UN CHERCHEUR PRINCIPAL DE L'ESSAI COVID-19 EXPLIQUE POURQUOI UN ANTIBIOTIQUE POURRAIT FONCTIONNER

Medical News Today a interviewé la Dre Catherine Oldenburg, co-investigatrice principale d'un tout nouvel essai humain examinant l'efficacité potentielle de l'azithromycine, un antibiotique courant, dans le traitement des cas plus légers de COVID-19, que le nouveau coronavirus provoque.

main tenant la pilule générique
Un essai de l'UCSF, appelé ACTION, examine le potentiel de l'azithromycine dans le traitement de COVID-19. La co-directrice de l'étude, la Dre Catherine Oldenburg, explique pourquoi et comment.

Récemment, une équipe de chercheurs affiliés à la Fondation Francis I. Proctor de l'Université de Californie à San Francisco (UCSF) a décidé d'étudier le potentiel d'un antibiotique commun - l' azithromycine - dans le traitement des cas légers à modérés de COVID-19. qui ne nécessitent pas d'hospitalisation.

L'essai - appelé Azithromycine pour le traitement COVID-19, Investigating Outpatients Nationwide , ou ACTION pour faire court - impliquera des participants humains, et les chercheurs ont commencé à recruter le 26 mai 2020.

Pour en savoir plus sur l'essai et comprendre pourquoi les chercheurs ont choisi d'étudier l'azithromycine, malgré les spécialistes qui déconseillent généralement les antibiotiques dans le traitement du COVID-19, Medical News Today s'est entretenu avec l'un des principaux chercheurs de l'essai, Catherine Oldenburg, Sc.D. , épidémiologiste des maladies infectieuses.

Nous avons légèrement modifié la transcription de l'interview pour plus de clarté.

Pourquoi choisir un candidat «contre-intuitif»

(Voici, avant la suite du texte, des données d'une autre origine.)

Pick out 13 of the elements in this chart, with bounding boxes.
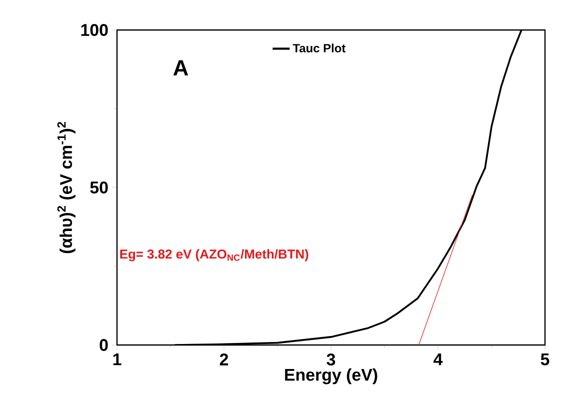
x-tick-label: 1 xyxy=(113,353,122,366)
x-axis-title: Energy (eV) xyxy=(285,368,378,384)
y-tick-label: 50 xyxy=(90,182,108,194)
y-axis-title: (αhυ)$^{2}$ (eV cm$^{-1}$)$^{2}$ xyxy=(57,122,76,254)
y-tick-label: 0 xyxy=(100,339,108,351)
legend-label: Tauc Plot xyxy=(292,44,346,52)
y-tick-label: 100 xyxy=(81,24,108,36)
x-tick-label: 5 xyxy=(540,353,550,366)
x-tick-label: 3 xyxy=(326,354,336,366)
x-tick-label: 2 xyxy=(220,354,228,366)
annotation: A xyxy=(173,60,188,76)
annotation: Eg= 3.82 eV (AZO$_{NC}$/Meth/BTN) xyxy=(120,249,308,262)
x-tick-label: 4 xyxy=(434,353,443,366)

MNT: Qu'est-ce que l'essai ACTION? Pouvez-vous nous en dire un peu plus sur ses prémisses et comment cela fonctionnera?

Catherine Oldenburg: L'essai ACTION est un essai national aux États-Unis qui est conçu pour évaluer l'efficacité d'une dose unique d'azithromycine par rapport au placebo pour [la] prévention de l'hospitalisation chez les patients COVID-19 qui ne sont pas actuellement hospitalisés, donc les patients qui ont […] une maladie asymptomatique à modérée qui ne nécessite pas d'hospitalisation, et l'essai est conçu pour être flexible et évolutif.

Il sera ouvert aux patients à l'échelle nationale aux États-Unis; il est effectué à distance depuis notre centre de coordination des essais de l'UCSF.

Ainsi, les patients peuvent contacter l'équipe d'étude de n'importe où aux États-Unis et être dépistés à distance, passer par tous les processus [initiaux], puis nous leur expédions [les] kits de prélèvement de médicaments et d'échantillons.

MNT: Comment vous et votre équipe avez-vous ciblé l'azithromycine comme traitement potentiel pour COVID-19?

Catherine Oldenburg: C'est une excellente question. Je pense que […] c'est absolument vrai, le mantra selon lequel […] les antibiotiques ne traitent pas les infections virales. Et donc, c'est un peu contre-intuitif [d'utiliser l'azithromycine dans le traitement de COVID-19, qui est le résultat d'une infection virale].

Mon équipe travaille avec l'azithromycine et l'étudie depuis un certain nombre d'indications depuis des décennies. Proctor [La Fondation Francis I. Proctor de l'UCSF], en général, travaille avec l'azithromycine pour le contrôle du trachome , qui est une infection de l'œil, [depuis] les 20 dernières années.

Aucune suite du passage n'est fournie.